My old routine looked like this: alarm goes off, grab phone, scroll Instagram/Reddit/Twitter for 30-40 minutes while still horizontal, eventually stumble to the coffee maker, sit down at my desk feeling somehow already exhausted.
Sound familiar? Yeah.
The One Change That Started Everything
I bought a $12 alarm clock and started charging my phone in the kitchen. That’s it. That was the domino.
When your phone isn’t within arm’s reach, you can’t scroll. Revolutionary concept, I know. But the first morning without it, I just… lay there for a minute, then got up. Got up and had nothing to look at. So I went outside.
Standing on my porch at 7:15 AM on a Tuesday with bare feet on cold concrete, I realized I hadn’t seen a morning in months. Like actually seen one. The air, the light, the quiet. It was weird. In a really good way.
What My Mornings Look Like Now
I’m not going to give you a minute-by-minute breakdown because that’s exactly the kind of rigid structure that never works for me. Instead, here’s the loose framework:
First 10 minutes: No screens. I go outside if the weather is decent, or just stand by an open window. Sometimes I do a few stretches. Sometimes I just stand there like a weirdo breathing. Both are fine.
Next 15 minutes: Make coffee, make breakfast. Nothing elaborate — usually eggs and toast or overnight oats I prepped the night before. The key is that I’m doing something with my hands instead of consuming content.

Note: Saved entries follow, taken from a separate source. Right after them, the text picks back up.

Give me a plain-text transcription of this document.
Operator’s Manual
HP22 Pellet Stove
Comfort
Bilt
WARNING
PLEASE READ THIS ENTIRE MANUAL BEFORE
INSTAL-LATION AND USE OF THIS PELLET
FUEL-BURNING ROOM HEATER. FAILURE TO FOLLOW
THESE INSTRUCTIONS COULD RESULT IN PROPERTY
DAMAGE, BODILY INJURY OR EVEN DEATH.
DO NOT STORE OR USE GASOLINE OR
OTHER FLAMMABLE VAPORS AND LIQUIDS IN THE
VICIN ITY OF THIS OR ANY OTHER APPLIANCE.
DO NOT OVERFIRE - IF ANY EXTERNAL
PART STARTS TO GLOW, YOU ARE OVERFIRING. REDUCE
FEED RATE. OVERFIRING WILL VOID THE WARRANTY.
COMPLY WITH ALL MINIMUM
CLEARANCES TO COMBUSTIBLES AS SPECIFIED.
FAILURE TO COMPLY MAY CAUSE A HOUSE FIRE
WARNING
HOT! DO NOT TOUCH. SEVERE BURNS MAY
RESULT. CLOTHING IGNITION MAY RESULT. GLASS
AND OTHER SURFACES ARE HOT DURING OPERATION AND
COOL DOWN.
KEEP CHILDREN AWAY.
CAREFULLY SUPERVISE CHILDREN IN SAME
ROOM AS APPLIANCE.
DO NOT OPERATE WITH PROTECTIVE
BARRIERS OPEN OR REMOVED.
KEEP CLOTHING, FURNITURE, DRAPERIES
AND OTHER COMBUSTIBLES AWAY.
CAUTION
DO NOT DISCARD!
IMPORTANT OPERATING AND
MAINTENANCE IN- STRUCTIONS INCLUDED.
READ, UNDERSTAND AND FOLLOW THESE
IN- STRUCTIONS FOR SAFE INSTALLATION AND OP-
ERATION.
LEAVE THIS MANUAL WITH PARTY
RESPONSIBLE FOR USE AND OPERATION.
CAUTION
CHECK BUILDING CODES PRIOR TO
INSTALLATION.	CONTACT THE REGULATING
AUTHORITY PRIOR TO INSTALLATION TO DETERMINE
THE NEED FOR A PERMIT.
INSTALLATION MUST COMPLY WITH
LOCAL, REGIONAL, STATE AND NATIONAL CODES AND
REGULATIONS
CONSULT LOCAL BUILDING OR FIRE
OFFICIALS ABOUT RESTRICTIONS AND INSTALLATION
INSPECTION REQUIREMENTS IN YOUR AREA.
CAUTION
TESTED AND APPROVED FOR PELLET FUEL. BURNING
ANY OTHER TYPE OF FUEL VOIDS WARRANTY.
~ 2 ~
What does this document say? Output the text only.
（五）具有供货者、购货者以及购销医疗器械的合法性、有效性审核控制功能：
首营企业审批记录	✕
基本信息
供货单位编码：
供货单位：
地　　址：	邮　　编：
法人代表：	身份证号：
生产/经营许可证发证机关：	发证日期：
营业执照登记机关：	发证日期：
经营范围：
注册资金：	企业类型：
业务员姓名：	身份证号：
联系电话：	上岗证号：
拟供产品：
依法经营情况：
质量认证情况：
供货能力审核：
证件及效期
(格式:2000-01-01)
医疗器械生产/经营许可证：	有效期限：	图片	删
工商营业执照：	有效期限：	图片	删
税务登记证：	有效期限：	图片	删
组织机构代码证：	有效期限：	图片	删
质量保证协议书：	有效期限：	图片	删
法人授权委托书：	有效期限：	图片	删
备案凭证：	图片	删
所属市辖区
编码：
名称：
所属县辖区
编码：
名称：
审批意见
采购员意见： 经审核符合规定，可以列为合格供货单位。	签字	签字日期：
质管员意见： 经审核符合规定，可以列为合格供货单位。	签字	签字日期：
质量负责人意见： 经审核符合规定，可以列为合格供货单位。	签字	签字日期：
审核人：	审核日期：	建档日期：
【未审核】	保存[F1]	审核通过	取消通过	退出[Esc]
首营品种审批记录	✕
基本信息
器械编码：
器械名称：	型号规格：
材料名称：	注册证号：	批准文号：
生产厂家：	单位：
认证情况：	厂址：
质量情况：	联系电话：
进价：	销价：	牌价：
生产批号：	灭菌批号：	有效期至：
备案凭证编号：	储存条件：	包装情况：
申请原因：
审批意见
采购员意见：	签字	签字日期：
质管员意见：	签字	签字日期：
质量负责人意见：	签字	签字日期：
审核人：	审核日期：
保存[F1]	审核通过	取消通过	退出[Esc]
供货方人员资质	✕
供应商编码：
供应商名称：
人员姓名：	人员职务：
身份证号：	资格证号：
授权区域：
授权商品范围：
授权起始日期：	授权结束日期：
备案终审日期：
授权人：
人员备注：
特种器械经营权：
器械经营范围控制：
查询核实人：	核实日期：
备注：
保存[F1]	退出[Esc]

Then: I sit down, eat without multitasking (this was hard at first), and think about what actually needs to happen today. Not a formal planning session — just a mental scan while I eat.
Phone comes out: Around 8 AM, after all of the above. By that point, I don’t even have the urge to binge-scroll because I’ve already transitioned into “doing things” mode.
The Difference It Made
I’m not going to pretend this transformed my entire life. But here’s what I noticed over about two months:
- I start work by 8:30 feeling actually alert instead of already drained
- My anxiety is noticeably lower in the first half of the day
- I eat a real breakfast now, which means I’m not starving and unfocused by 10:30
- I go to bed earlier because I’m not compensating for a late start
The biggest thing, honestly, is that my mornings feel like mine now. Before, from the second I opened my eyes, I was reacting to other people’s content, other people’s opinions, other people’s emergencies. Now I get 45 minutes that belong to me before the world gets a vote.
If you try one thing from this, make it the phone-in-another-room move. Just try it for a week. The $12 alarm clock might be the best money I’ve ever spent on my health.